IRS Freezes Hiring, Warns of Busy Signals after Budget Cuts

(Bloomberg) The IRS is freezing hiring, stopping most overtime pay and warning that it won’t answer about half the calls it will receive during the upcoming tax-filing season.

The spending law signed by President Barack Obama yesterday gives the Internal Revenue Service $10.9 billion for the fiscal year ending Sept. 30, 3 percent less than last year and 12 percent below the administration’s request.

“We have found substantial efficiencies in recent years, but there is little left to cut without hitting our core service and enforcement operations,” IRS Commissioner John Koskinen wrote today in a message to employees. “This year we will have little choice but to do less with less.”

Adjusted for inflation, Koskinen wrote, the IRS will have as much money as it did in 1998, when it processed 30 million fewer returns.

The budget cuts will make it tougher for taxpayers to get answers during the first filing season when taxpayers will be dealing with the implications of Obamacare, including the individual mandate to purchase health insurance and the tax credits that subsidize coverage.

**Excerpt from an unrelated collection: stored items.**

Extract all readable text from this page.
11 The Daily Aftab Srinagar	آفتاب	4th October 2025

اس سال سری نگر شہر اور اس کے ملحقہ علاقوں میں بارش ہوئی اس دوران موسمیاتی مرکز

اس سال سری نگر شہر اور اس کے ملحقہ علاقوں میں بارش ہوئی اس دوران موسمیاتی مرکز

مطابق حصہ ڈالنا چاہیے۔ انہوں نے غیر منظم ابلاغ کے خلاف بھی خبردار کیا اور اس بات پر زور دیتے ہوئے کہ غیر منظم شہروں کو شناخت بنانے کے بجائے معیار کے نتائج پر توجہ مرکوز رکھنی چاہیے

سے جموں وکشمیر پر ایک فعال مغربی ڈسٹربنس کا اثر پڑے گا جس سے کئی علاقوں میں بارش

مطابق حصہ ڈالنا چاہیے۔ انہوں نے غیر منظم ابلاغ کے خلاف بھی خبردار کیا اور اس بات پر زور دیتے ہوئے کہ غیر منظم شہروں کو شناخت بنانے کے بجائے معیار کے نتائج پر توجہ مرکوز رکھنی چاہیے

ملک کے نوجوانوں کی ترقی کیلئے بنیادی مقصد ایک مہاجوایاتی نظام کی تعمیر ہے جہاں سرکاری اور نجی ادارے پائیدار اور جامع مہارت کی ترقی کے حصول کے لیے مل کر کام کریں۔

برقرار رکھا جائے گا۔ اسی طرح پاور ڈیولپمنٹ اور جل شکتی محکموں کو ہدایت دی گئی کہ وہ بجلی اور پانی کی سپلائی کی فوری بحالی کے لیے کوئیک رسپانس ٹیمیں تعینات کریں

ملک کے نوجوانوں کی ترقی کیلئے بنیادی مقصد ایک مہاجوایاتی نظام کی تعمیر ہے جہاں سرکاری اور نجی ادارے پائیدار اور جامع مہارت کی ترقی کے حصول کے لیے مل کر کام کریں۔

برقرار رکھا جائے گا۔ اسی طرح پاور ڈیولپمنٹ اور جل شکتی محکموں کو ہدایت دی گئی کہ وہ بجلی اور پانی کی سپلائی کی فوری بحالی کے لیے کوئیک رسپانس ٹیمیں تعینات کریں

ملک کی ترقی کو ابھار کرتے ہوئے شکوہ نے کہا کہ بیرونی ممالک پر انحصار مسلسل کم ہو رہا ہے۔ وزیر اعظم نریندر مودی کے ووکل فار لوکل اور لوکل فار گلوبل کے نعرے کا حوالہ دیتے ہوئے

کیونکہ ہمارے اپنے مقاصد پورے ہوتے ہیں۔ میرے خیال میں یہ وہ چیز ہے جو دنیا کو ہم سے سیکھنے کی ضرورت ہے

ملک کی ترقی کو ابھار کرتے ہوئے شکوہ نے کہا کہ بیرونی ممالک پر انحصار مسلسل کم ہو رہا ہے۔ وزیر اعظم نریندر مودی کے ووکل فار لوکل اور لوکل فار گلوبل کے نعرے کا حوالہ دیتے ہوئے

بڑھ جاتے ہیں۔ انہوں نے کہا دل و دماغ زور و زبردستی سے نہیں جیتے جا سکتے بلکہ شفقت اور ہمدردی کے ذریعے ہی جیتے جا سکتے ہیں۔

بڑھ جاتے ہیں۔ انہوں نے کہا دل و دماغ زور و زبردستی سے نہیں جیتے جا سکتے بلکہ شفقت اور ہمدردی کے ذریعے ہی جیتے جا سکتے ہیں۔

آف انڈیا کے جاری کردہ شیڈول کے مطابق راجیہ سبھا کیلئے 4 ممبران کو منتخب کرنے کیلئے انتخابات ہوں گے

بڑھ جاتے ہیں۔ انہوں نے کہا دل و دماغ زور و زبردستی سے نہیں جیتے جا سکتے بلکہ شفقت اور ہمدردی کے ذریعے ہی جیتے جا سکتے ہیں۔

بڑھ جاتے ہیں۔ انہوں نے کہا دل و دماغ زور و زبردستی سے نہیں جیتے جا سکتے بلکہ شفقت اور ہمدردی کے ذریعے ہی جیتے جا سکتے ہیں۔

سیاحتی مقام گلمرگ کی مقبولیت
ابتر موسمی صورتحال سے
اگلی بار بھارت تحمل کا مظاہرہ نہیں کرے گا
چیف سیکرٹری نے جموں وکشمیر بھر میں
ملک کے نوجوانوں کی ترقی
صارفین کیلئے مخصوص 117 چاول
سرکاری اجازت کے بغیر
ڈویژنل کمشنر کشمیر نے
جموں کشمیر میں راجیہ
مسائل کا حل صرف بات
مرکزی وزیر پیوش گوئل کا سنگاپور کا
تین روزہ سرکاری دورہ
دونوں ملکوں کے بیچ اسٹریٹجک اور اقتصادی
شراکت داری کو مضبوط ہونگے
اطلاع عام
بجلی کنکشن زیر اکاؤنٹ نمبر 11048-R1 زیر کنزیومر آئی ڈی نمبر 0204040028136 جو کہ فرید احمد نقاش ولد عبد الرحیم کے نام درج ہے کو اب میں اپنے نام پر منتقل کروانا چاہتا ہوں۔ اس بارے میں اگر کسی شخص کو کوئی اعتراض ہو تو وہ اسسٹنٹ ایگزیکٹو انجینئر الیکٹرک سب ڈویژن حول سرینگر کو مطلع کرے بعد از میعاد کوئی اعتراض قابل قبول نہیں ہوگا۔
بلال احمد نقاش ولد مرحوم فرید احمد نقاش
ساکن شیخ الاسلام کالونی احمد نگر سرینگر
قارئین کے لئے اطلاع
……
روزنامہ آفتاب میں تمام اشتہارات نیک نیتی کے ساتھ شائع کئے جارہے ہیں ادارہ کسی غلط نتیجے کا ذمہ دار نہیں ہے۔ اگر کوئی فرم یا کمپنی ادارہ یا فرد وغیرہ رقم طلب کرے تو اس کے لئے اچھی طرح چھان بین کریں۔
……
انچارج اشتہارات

The hiring freeze will have “only a few mission-critical exceptions,” Koskinen wrote.

The cuts will prevent the tax agency from collecting about $2 billion it would otherwise get through enforcement efforts, Koskinen wrote.

‘Negative Impact’
“I am concerned by this situation and alarmed at the negative impact this will have on taxpayers and our nation as well as our workforce,” he wrote.

Republicans in Congress pressed for the lower budget, partly as a way to curb the tax agency, which gave extra scrutiny to Tea Party groups seeking nonprofit status.

Republican representatives such as Speaker John Boehner and incoming Budget Committee Chairman Tom Price touted the IRS funding cuts as one of the reasons to vote for the spending bill.

Earlier today, Treasury Secretary Jacob J. Lew said in a statement that the IRS cuts were “irresponsible” and that the administration accepted them as part of a compromise.